Quatre albums en dix ans, c’est peu, mais c’est beaucoup à la fois. Car chacun des opus des Françaises Brigitte s’offre comme un petit morceau d’elles. Nues, paru en novembre 2017, célèbre cette décennie d’amour, d’amitié, de féminité et de force.

A l’occasion de leur venue à la Rockhal, mardi 17 avril, nous avons posé quelques questions à Aurélie Saada.

Vous avez posé vos micros à Luxembourg à l’occasion de chacune de vos tournées. Comment appréhendez-vous ce nouveau show ?

Avec joie, notre dernière venue avait été un moment merveilleux. C’est notre troisième tournée, et c’est comme si l’on retrouvait de vieux amis. La première fois, on se découvre. La deuxième, certains apprennent à nous connaître, d’autres reviennent. Le troisième concert est un vrai rendez-vous d’amitié, plein de douceur, de chaleur. Il y a vraiment une relation particulière qui se tisse avec notre public.

Vos concerts sont à la fois intimistes et dansants, grâce notamment à une scénographie très étudiée. Comment parvenez-vous à cette alchimie ?

C’est vrai que nous y prêtons une attention particulière, mais comme pour tout, en fait : les textes, les mélodies, les arrangements. On cherche avant tout à ce que ce soit le plus sincère possible. Sylvie et moi nous amusons toujours énormément lorsque nous sommes sur scène, et je pense que cela se ressent. On y met beaucoup d’amour et de joie. Nous avons tous besoin de cela.

Sur ce troisième album, vous avez écrit la plupart des textes seule. Pouvez-vous nous en parler ?

C’est vrai. Pour des raisons personnelles, je suis partie vivre durant une année avec mes filles à Los Angeles. La distance, le décalage, la solitude… tout cela vous colle à vos émotions. Vous ne pouvez vous y soustraire. Du coup, cette expérience a été très féconde, et j’ai ressenti ce besoin d’exprimer tout ce qui se passait en moi. Sylvie l’a compris, et m’a laissée carte blanche, avec pudeur. Elle est venue me rejoindre trois fois pour enregistrer ensemble.

Ce besoin de solitude n’aurait-il pas pu mettre fin à votre duo ?

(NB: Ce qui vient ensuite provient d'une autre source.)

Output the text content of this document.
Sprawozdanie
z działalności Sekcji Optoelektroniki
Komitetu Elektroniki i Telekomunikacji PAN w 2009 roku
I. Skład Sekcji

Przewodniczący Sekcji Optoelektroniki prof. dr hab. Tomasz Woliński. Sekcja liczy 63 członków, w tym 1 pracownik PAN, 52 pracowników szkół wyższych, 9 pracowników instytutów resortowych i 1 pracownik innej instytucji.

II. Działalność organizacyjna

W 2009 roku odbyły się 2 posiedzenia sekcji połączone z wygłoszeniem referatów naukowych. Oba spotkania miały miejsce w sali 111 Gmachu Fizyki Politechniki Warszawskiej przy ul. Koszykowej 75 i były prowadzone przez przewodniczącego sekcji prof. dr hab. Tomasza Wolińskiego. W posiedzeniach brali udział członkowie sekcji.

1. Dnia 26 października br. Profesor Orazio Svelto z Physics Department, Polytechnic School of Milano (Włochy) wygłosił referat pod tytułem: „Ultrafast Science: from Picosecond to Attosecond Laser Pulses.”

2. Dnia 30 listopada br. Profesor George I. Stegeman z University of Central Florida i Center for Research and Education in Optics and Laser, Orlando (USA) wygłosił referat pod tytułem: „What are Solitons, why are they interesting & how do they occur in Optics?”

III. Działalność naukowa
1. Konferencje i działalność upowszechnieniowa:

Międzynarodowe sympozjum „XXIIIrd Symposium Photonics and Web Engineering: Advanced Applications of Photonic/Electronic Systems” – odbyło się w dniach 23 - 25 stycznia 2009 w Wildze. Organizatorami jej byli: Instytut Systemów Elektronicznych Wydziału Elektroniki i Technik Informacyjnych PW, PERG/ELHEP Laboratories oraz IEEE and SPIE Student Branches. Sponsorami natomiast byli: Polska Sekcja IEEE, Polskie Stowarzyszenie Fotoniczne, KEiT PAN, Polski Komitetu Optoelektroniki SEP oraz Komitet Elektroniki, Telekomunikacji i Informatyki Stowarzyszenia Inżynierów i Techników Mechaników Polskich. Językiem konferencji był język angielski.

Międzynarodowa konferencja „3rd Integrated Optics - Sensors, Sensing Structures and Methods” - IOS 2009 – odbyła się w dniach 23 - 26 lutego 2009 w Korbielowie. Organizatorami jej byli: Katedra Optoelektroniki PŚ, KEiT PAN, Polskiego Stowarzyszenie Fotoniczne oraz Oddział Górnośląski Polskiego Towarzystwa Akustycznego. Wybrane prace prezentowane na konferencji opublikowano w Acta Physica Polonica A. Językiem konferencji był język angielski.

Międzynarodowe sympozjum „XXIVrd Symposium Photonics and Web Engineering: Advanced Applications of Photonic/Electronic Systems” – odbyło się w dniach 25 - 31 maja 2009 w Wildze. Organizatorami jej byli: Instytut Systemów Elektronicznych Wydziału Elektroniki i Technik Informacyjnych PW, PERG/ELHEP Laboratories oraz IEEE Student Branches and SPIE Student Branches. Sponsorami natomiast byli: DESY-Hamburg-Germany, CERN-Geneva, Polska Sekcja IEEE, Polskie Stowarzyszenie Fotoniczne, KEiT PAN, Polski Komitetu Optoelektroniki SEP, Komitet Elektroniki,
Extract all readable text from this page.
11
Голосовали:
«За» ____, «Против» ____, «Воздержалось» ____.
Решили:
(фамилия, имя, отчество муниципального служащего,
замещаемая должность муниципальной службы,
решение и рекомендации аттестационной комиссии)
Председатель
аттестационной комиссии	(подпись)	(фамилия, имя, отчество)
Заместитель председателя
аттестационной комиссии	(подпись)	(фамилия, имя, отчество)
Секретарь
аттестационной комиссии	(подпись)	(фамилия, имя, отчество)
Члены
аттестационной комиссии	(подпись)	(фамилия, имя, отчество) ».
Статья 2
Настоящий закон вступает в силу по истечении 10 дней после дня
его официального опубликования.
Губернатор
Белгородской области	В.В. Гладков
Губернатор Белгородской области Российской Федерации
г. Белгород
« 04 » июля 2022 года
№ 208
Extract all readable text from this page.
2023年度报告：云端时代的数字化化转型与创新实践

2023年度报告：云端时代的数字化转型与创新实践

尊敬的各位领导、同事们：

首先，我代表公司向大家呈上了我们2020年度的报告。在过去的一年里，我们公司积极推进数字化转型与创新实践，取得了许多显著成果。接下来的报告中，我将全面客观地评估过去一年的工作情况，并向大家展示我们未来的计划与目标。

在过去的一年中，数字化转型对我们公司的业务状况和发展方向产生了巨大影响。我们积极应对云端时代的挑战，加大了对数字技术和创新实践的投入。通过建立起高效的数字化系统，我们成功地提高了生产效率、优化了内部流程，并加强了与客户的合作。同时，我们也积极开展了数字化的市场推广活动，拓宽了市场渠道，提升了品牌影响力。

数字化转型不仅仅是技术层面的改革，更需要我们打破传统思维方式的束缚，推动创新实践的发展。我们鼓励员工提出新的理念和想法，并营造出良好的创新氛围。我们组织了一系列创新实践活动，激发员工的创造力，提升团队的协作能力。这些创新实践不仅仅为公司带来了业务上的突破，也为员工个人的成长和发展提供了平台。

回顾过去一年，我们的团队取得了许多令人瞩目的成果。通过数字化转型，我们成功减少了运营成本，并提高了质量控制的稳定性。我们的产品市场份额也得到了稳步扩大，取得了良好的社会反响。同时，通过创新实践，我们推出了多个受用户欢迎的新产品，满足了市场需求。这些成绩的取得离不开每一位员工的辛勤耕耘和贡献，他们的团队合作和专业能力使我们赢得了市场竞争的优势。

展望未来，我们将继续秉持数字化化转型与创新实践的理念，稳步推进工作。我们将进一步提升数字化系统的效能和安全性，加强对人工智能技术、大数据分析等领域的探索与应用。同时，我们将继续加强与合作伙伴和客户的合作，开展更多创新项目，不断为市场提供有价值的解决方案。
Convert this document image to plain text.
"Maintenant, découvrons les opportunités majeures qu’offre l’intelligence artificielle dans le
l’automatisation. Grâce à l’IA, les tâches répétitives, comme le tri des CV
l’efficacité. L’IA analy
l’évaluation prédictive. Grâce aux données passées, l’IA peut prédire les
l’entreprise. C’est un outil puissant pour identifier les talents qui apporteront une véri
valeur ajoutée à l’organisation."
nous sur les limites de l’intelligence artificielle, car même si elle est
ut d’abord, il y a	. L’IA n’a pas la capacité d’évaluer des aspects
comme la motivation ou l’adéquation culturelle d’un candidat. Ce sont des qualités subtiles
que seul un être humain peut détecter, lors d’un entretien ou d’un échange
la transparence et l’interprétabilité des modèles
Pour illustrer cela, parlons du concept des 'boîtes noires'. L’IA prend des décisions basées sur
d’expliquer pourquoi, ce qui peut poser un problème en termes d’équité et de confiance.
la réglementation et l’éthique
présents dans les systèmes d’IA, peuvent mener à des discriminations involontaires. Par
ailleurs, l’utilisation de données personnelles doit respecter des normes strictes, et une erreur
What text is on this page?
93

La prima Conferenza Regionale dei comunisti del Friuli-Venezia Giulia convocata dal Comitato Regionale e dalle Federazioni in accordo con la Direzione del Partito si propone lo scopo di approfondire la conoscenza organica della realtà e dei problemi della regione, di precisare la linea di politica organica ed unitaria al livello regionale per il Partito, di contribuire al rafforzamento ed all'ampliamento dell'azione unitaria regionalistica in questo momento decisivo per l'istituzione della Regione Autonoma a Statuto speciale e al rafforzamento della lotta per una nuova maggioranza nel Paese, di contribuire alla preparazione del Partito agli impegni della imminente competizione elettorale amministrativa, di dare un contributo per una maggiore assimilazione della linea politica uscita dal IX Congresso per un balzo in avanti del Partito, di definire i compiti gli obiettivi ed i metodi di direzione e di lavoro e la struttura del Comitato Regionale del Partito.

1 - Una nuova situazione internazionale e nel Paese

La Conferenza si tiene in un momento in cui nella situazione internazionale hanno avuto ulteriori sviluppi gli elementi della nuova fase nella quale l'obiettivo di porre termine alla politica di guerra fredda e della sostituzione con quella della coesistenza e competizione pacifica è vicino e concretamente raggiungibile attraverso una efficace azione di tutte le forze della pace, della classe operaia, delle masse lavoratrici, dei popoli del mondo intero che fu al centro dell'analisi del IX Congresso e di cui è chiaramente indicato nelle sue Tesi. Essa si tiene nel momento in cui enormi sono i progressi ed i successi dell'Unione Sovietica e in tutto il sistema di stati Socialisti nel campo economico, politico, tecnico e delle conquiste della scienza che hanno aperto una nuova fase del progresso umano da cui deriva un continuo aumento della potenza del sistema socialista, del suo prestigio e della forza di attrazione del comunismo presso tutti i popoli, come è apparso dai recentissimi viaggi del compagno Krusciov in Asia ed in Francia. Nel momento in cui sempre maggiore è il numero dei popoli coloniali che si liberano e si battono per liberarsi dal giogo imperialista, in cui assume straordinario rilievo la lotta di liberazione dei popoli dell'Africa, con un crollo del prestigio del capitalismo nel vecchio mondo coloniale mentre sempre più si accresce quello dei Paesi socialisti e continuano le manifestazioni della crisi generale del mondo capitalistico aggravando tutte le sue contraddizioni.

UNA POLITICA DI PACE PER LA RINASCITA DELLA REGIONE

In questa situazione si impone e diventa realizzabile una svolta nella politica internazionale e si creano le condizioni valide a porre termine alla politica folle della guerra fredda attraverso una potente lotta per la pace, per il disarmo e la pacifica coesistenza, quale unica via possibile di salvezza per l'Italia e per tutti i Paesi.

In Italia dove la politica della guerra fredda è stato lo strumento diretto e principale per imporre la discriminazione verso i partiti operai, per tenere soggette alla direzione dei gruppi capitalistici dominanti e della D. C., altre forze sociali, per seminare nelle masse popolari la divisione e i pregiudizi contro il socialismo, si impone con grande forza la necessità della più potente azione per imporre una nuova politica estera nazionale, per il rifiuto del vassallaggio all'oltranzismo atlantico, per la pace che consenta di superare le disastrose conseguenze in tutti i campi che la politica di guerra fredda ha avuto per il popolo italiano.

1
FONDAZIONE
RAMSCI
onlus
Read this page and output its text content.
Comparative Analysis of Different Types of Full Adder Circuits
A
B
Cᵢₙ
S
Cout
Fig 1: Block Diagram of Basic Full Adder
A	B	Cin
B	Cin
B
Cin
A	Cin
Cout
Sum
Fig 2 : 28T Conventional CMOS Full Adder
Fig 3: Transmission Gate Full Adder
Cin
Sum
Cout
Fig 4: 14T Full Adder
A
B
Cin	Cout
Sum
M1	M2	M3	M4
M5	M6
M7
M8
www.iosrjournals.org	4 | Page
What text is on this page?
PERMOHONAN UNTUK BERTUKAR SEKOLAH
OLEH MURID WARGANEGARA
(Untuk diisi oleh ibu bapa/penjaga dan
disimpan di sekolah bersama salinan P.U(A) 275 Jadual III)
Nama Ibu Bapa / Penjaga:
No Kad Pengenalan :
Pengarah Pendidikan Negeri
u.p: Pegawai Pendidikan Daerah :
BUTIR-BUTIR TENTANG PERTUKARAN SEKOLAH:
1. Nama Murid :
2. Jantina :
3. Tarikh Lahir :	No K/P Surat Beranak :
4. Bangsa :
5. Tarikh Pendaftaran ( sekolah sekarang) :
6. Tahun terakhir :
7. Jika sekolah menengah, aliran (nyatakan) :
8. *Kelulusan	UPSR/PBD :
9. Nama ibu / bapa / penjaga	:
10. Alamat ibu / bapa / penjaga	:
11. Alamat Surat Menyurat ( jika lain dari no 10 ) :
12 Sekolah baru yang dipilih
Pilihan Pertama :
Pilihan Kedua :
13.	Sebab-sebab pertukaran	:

Avec Sylvie, nous nous aimons, nous nous comprenons. Nous sommes devenues amies à force de travailler ensemble. On se regardait et on s’admirait, j’ai pris les devants et lui ai proposé de faire un groupe. Après tout s’est passé avec beaucoup de naturel et d’intuitivité. Nous partageons la même joie, la même euphorie, le même désespoir, cela ne pouvait qu’aboutir à quelque chose ! Cet éloignement temporaire a été, d’une certaine façon, une manière pour nous de renouveler nos vœux. Nous pouvons être différentes et ensemble. Si l’une de nous a des émotions, elle peut les mettre dans Brigitte, l’autre sera là pour la soutenir et la porter.

Justement, alors que vous jouiez la carte de la gémellité sur votre deuxième album, vous vous distinguez à nouveau pour Nues. Pourquoi ?

Après A Bouche que veux-tu, les journalistes tenaient absolument nous opposer (rires) ! On nous demandait sans cesse : laquelle est la plus extravertie, laquelle est la plus réfléchie, etc. On a décidé de pousser le jeu jusqu’à se confondre et à devenir de parfaites jumelles. Pourtant on ne se ressemble absolument pas ! Nous nous sommes beaucoup amusées avec des perruques, des robes, du maquillage. Au moment de sortir Nues, nous avons eu la sensation d’être arrivé au bout de ce concept. On a eu envie de se débarbouiller, de se débarrasser de tous les artifices, pour montrer ce qu’il y a tout au fond. Même si on adore les paillettes, les perruques, les frivolités, on a ressenti le besoin de raconter l’envers du décor.

Qui est Brigitte ?

Elle est toutes les femmes. Il y a vraiment un hommage à Brigitte Bardot, Brigitte Lahaye ou Brigitte Fontaine, comme on l’a souvent dit de nous, mais pas souvent. C’est un hommage à toutes les femmes, nos sœurs, nos amies, la voisine, la dame de la cantine (sourire) ! Brigitte est singulier et pluriel, tout en paradoxe et en complexité. Elle est complexe et plurielle, différente et ensemble, profonde et légère, sombre et rieuse, insouciante et grave. Brigitte est tout et son contraire à la fois.

Comment définiriez-vous le féminisme selon Brigitte ?

Il me faudrait toute une journée pour répondre à cette question (rires) ! Je dirais un combat pour la liberté et pour l’égalité, et, surtout, que l’on n’a pas besoin de ressembler à un garçon pour être une femme libre.